Trilegal, is the next big adventure for me as a lawyer. In many ways, it shares the same DNA as TRA but affords me a much larger canvas to paint on. Having had considerable experience in working with ventures in their early stages, my work at Trilegal helps me be there for companies at later stages of their life-cycle work on problems which were pipe-dreams for early-stage companies. Trilegal’s depth and breadth of knowledge and experience allows us to cater to clients comprehensively. There is always someone around who has solved the same problem for another client in a different context and they are always happy to share their experiences with you.
8. What are the biggest challenges an associate is likely to face in the first year of starting their career and what would your advice be to fresh graduates?
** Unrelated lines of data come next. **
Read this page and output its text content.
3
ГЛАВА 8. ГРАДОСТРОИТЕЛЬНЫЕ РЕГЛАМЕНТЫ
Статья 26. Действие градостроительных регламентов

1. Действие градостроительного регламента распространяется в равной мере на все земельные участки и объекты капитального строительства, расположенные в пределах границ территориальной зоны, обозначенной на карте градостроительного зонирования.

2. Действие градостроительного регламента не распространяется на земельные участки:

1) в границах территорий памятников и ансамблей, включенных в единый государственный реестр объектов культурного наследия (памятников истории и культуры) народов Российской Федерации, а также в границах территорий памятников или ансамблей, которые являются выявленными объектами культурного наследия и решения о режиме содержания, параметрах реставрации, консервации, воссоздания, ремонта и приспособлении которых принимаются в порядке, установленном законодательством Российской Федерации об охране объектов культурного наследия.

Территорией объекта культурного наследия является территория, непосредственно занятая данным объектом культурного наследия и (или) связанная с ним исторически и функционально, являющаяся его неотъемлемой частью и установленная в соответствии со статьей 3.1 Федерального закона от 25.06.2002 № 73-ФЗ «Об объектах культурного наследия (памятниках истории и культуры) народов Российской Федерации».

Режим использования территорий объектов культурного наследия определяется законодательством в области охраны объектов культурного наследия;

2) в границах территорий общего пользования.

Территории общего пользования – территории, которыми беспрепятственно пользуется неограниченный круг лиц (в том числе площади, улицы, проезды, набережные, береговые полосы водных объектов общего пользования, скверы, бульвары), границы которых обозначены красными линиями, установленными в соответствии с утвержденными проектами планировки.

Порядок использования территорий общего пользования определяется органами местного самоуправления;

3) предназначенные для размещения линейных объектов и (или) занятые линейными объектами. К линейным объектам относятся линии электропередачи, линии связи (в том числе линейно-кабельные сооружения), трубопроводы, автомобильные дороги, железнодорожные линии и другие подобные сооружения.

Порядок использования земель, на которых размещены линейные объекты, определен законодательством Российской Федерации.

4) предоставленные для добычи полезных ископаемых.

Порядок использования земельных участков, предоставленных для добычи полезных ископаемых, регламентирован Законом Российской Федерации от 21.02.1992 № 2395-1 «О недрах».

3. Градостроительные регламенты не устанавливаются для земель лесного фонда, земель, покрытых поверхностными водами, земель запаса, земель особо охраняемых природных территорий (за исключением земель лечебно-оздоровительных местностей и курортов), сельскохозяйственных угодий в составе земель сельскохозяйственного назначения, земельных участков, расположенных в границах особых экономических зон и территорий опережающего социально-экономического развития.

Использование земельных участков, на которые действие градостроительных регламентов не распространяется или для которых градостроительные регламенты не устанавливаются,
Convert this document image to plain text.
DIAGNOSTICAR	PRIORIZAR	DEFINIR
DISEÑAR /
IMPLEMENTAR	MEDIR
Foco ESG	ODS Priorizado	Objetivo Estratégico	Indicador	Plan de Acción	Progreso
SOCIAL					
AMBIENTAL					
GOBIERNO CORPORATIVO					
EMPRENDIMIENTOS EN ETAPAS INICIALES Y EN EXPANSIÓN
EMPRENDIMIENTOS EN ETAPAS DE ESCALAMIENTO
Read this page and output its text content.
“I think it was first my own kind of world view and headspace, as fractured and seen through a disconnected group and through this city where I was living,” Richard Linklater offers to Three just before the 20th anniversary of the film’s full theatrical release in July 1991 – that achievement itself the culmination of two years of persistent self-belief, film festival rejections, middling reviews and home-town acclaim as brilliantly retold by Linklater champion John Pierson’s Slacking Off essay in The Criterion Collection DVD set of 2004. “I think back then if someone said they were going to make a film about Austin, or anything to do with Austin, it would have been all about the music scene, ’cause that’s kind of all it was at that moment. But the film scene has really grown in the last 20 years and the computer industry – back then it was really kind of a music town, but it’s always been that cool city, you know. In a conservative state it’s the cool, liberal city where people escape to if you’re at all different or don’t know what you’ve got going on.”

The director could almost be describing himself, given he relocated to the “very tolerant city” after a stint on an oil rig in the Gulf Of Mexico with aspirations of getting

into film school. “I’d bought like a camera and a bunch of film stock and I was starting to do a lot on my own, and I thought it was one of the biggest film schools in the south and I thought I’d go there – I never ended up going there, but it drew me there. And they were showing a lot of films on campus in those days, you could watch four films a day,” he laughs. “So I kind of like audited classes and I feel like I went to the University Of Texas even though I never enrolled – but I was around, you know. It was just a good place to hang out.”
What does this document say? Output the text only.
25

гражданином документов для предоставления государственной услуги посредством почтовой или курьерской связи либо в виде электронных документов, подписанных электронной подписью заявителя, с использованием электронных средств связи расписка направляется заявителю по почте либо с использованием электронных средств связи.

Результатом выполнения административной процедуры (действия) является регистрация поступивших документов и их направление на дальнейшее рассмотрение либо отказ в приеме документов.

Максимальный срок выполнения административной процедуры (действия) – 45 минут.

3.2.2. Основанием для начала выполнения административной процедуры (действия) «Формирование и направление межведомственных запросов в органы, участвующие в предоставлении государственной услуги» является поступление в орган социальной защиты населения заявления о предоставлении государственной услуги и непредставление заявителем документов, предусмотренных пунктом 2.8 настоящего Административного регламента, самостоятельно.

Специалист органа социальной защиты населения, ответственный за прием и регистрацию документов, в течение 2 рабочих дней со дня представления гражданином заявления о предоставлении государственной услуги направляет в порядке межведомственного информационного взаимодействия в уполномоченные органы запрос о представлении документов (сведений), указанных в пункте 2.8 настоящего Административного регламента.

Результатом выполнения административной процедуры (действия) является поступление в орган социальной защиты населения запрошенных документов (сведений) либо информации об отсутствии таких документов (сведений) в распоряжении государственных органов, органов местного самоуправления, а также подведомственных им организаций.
I see most first-year associates go about their job as they would their internship. The internship is more like a sprint, and when you come in for your first job as an associate it pays to be mindful that here onwards it’s not a sprint but a long-distance run. So conserve your energy, take time to set your life in order and work with a mindset that you’re in it for the long-haul. Resignations fueled by fatigue or burn-outs is almost a cliché. There is nothing wrong with quitting your first job, but it’s important to make sure that it is not driven largely by fatigue that can be managed by some adjustments.
9. Is there anything you’d like to tell the Non-NLU students who face various problems such as lack of internship opportunities and Day-Zero placements?
I went to an NLU so I may not be very well-paced to give advice here. I do empathise with a lack of opportunities. From my experience, there are always opportunities for competent lawyers. I would suggest that one works on constantly up-skilling themselves and take steps towards becoming a better lawyer. Lastly, in the words of Edmund Burke, “Our patience will achieve more than our force.”